LMAO. A coding horror
http://blogs.slcdug.org/jjacobson/
Most of the times that they showed me what they considered a WTF in the pre-existing code, it turned out to be something that only advanced or experienced programmers would know, but which obviously confused them. It became such a habit for them to blame the pre-existing code that **the management eventually concluded, when the rewrite proved worse than fruitless, that the whole code base should be thrown out and a replacement started immediately in the most popular Microsoft language.**
LOL. You know it's true.
The firm we outsourced some development to coded up a gem:
if (someVar != null)
if (someVar != null)
someVar.DoSomething();
Just to be double double sure sure that the variable isn't null prior to it's use.
xampl
July 8th, 2007 6:46am
I've seen that before. What's happening is someVar is being accessed in two threads and the other thread sets it to NULL sometimes. Having two checks reduces the chance that you'll miss it changing after the first check. Of course, it still might change after the second check, but this at least plugs the point where they observed the error during debugging.
Practical Economist
July 8th, 2007 2:31pm
That was the other thing -- they were doing multithreading, and the code was peppered with statements like:
Thread.Sleep(436);
Thread.Sleep(28);
It seems that they were picking values that worked on their machines (most of the time, anyway). No synchronization objects were in use....
xampl
July 8th, 2007 3:23pm
Yup. Seen this enough I'd call it an anti-pattern.

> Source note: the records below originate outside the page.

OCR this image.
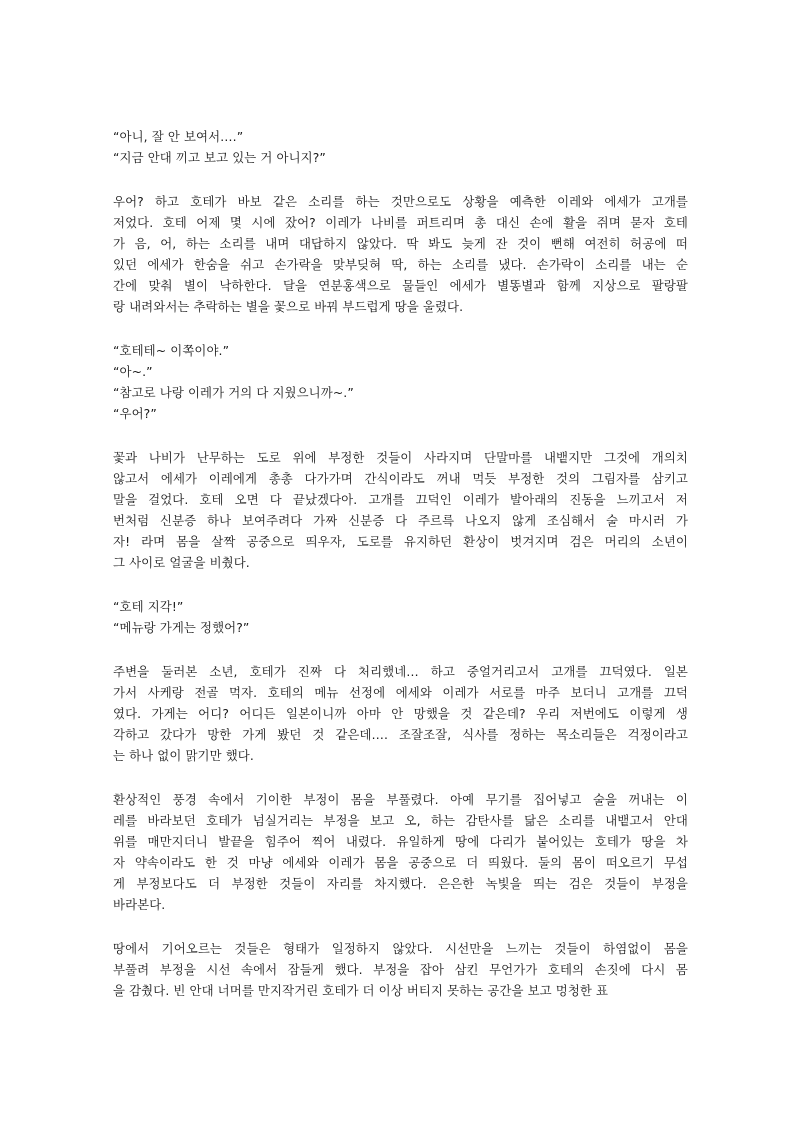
“아니, 잘 안 보여서….”
“지금 안대 끼고 보고 있는 거 아니지?”
우어? 하고 호테가 바보 같은 소리를 하는 것만으로도 상황을 예측한 이레와 에세가 고개를
저었다. 호테 어제 몇 시에 잤어? 이레가 나비를 퍼트리며 총 대신 손에 활을 쥐며 묻자 호테
가 음, 어, 하는 소리를 내며 대답하지 않았다. 딱 봐도 늦게 잔 것이 뻔해 여전히 허공에 떠
있던 에세가 한숨을 쉬고 손가락을 맞부딪혀 딱, 하는 소리를 냈다. 손가락이 소리를 내는 순
간에 맞춰 별이 낙하한다. 달을 연분홍색으로 물들인 에세가 별똥별과 함께 지상으로 팔랑팔
랑 내려와서는 추락하는 별을 꽃으로 바꿔 부드럽게 땅을 울렸다.
“호테테~ 이쪽이야.”
“아~.”
“참고로 나랑 이레가 거의 다 지웠으니까~.”
“우어?”
꽃과 나비가 난무하는 도로 위에 부정한 것들이 사라지며 단말마를 내뱉지만 그것에 개의치
않고서 에세가 이레에게 총총 다가가며 간식이라도 꺼내 먹듯 부정한 것의 그림자를 삼키고
말을 걸었다. 호테 오면 다 끝났겠다아. 고개를 끄덕인 이레가 발아래의 진동을 느끼고서 저
번처럼 신분증 하나 보여주려다 가짜 신분증 다 주르륵 나오지 않게 조심해서 술 마시러 가
자! 라며 몸을 살짝 공중으로 띄우자, 도로를 유지하던 환상이 벗겨지며 검은 머리의 소년이
그 사이로 얼굴을 비췄다.
“호테 지각!”
“메뉴랑 가게는 정했어?”
주변을 둘러본 소년, 호테가 진짜 다 처리했네… 하고 중얼거리고서 고개를 끄덕였다. 일본
가서 사케랑 전골 먹자. 호테의 메뉴 선정에 에세와 이레가 서로를 마주 보더니 고개를 끄덕
였다. 가게는 어디? 어디든 일본이니까 아마 안 망했을 것 같은데? 우리 저번에도 이렇게 생
각하고 갔다가 망한 가게 봤던 것 같은데…. 조잘조잘, 식사를 정하는 목소리들은 걱정이라고
는 하나 없이 맑기만 했다.
환상적인 풍경 속에서 기이한 부정이 몸을 부풀렸다. 아예 무기를 집어넣고 술을 꺼내는 이
레를 바라보던 호테가 넘실거리는 부정을 보고 오, 하는 감탄사를 닮은 소리를 내뱉고서 안대
위를 매만지더니 발끝을 힘주어 찍어 내렸다. 유일하게 땅에 다리가 붙어있는 호테가 땅을 차
자 약속이라도 한 것 마냥 에세와 이레가 몸을 공중으로 더 띄웠다. 둘의 몸이 떠오르기 무섭
게 부정보다도 더 부정한 것들이 자리를 차지했다. 은은한 녹빛을 띄는 검은 것들이 부정을
바라본다.
땅에서 기어오르는 것들은 형태가 일정하지 않았다. 시선만을 느끼는 것들이 하염없이 몸을
부풀려 부정을 시선 속에서 잠들게 했다. 부정을 잡아 삼킨 무언가가 호테의 손짓에 다시 몸
을 감췄다. 빈 안대 너머를 만지작거린 호테가 더 이상 버티지 못하는 공간을 보고 멍청한 표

Related to the JoS discussion going on now about how a CS degree is not necessary, all that is necessary is delivering business value.
Practical Economist
July 8th, 2007 5:43pm
It's partly not being able to work at a high enough level of abstraction, and partly being focused down in the weeds.
And partly a lack of education, you're right.
xampl
July 8th, 2007 7:22pm
Education is no substitute for intelligence.
bon vivant
July 8th, 2007 8:03pm
Yes I agree. Education isn't a panacea here, most CS grads don't understand concurrency any more than they understand pointers. But some do. In the non-degreed world, it's less likely that they've even heard of deadlocks or semaphores. I knew about it before I ever got a degree, but that was only because I was writing drivers for custom hardware devices I had built as a hobbiest and had to discover it all the hard way. When I took CS courses, then it was "Oh, so the proper term for all the incredibly subtle shit I've been doing is 'concurrency issues', gotcha".
Practical Economist
July 8th, 2007 8:26pm
^^++
I know deadlock. I also know better than to do .sleep or double-checks to avoid concurrency issues in threaded stuff, but I don't write much threaded stuff. I just know it from reading. But... I don't know semaphores.